Je commence fort ! Deux couples de Géorgiens, ayant chacun un enfant né en France, sont expulsables, décide la Préfecture. Bonne entrée en matière ! J’apprends à ruser, à conseiller telle ou telle démarche, à rameuter les médias locaux, ça dure… ça dure… cinq ans pour qu’ils soient régularisés, et ils ont beaucoup de chance. J’apprends la patience, ce qui n’est pourtant pas mon fort. Mais pour tirer les migrants d’affaire, il faut savoir aussi composer, comprendre les conséquences de ce qu’on entreprend, les risques éventuels que l’on peut faire courir à des personnes qui nous font confiance.
Et les dossiers s’enchainent, se chevauchent, chacun différent du précédent et du prochain. Et je voyage, du Caucase aux Balkans à l’Afrique subsaharienne avec un petit tour en Asie, etc. J’ai toujours dit que j’aimais le terrain. Je suis servie, je fais le tour du monde à ma table de permanence.

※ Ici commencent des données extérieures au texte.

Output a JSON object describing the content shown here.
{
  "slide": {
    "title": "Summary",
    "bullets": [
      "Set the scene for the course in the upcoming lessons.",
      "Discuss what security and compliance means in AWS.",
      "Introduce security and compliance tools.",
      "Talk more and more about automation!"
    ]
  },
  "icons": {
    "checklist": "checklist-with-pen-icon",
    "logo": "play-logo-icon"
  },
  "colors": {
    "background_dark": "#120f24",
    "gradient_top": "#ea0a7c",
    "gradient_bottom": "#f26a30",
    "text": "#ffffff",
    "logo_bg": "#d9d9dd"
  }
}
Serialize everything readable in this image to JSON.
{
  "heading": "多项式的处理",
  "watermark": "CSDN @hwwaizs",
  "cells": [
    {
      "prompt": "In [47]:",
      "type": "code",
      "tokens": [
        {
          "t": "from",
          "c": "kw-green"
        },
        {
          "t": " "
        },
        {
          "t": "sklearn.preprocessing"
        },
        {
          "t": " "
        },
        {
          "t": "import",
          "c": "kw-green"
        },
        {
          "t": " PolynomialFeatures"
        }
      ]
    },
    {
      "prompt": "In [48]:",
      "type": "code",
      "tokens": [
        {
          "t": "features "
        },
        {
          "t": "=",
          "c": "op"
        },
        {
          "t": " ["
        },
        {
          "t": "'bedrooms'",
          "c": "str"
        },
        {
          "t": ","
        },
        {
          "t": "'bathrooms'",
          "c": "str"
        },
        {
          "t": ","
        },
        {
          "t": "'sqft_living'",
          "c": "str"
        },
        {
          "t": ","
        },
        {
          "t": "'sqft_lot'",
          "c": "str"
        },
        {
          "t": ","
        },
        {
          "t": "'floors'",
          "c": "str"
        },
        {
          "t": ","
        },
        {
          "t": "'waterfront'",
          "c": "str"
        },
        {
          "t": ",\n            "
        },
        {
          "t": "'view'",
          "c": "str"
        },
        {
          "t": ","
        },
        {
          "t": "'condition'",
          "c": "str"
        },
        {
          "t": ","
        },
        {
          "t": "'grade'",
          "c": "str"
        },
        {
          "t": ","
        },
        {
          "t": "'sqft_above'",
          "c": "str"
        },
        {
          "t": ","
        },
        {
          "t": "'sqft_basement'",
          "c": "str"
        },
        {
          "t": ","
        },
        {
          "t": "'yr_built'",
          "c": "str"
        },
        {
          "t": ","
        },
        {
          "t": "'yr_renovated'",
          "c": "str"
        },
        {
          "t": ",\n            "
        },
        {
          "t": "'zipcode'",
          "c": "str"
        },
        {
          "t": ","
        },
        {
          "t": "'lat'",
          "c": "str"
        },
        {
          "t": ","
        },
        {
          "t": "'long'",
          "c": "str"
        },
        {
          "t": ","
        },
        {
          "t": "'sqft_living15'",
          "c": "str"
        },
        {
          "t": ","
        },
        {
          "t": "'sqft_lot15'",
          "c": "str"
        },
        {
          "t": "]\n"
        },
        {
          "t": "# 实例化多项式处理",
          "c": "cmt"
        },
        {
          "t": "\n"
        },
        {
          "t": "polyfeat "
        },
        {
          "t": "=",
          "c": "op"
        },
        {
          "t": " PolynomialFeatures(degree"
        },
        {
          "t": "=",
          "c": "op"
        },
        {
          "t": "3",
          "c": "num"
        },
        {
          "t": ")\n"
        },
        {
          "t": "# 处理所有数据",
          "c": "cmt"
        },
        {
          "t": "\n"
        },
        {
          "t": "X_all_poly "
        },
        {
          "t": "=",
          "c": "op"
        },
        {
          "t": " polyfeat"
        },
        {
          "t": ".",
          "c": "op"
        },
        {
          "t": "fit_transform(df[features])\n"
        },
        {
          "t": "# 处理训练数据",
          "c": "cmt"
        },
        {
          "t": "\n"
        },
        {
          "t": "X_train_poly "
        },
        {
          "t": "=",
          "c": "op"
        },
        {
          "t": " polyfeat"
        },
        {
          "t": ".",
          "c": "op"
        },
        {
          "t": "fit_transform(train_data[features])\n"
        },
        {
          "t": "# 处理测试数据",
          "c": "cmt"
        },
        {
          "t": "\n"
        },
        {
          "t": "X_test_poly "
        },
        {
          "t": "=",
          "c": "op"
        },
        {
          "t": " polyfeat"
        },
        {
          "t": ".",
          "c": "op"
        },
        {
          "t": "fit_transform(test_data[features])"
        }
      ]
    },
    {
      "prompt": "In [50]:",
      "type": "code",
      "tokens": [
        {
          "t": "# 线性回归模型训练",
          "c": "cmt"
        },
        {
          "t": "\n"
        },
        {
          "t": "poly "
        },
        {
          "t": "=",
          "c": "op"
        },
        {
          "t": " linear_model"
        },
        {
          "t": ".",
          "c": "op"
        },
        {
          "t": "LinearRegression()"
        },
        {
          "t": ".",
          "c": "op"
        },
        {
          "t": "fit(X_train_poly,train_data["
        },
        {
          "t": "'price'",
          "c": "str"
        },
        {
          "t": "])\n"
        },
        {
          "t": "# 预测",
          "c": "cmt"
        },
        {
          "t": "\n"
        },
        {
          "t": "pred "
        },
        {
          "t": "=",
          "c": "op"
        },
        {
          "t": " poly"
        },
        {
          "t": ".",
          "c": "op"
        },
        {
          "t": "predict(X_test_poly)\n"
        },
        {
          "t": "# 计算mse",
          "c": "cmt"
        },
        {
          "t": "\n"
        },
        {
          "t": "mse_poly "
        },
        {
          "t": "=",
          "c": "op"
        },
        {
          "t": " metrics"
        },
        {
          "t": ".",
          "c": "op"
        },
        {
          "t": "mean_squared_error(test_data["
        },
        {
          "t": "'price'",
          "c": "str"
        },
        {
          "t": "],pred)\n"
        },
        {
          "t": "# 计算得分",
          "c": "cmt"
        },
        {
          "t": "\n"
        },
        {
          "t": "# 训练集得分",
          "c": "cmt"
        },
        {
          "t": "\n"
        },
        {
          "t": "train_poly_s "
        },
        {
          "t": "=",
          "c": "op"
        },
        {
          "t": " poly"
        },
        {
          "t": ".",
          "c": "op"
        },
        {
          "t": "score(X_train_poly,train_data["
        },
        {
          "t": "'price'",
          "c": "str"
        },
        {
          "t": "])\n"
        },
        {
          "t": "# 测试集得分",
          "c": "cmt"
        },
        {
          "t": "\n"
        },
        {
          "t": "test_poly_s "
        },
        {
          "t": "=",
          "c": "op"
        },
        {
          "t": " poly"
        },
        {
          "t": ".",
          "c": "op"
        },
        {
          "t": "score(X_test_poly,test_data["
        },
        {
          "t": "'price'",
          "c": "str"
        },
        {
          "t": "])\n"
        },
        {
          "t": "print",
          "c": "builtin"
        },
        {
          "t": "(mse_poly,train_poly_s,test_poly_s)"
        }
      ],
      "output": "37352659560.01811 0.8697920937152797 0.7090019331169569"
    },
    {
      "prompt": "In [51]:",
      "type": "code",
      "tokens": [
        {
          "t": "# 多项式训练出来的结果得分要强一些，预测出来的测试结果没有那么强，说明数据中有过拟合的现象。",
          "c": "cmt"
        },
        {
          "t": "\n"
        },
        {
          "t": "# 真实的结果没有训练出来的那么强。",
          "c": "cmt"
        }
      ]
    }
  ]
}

Les gouvernements ont certainement peur que nous nous ennuyons à concevoir les dossiers toujours de la même façon, alors ils promulguent des lois et nous devons nous adapter. Le CESEDA (Code d’Entrée et de Séjour des Étrangers et Demandeurs d’Asile) a été créé sous Chirac. Il est entré en vigueur le 1er mars 2005, initié par Sarkozy ministre de l’intérieur, puis modifié sous Sarkozy président, avec son fameux ministre de l’intérieur Hortefeux, puis sous Hollande avec la circulaire de régularisation, du non moins fameux ministre de l’intérieur Valls et maintenant sous Macron et son encore plus fameux ex-ministre de l’intérieur Collomb. La gestion des étrangers est passée du ministère des Affaires étrangères à celui de l’Intérieur en 2007.
L’attribution de la gestion des migrants à l’Intérieur signifierait-elle que les migrants sont d’abord considérés comme des délinquants ? C’est l’impression que donnent les modifications. Depuis Collomb, il est dit qu’un étranger n’ayant pas obtenu le statut de réfugié « n’a pas vocation à rester en France ». Quand on sait qu’à peine 30 % des demandes d’asile sont acceptées ! Il y aurait donc 70 % de menteurs, bons à être expulsés ? Rester en France est donc devenu un délit ?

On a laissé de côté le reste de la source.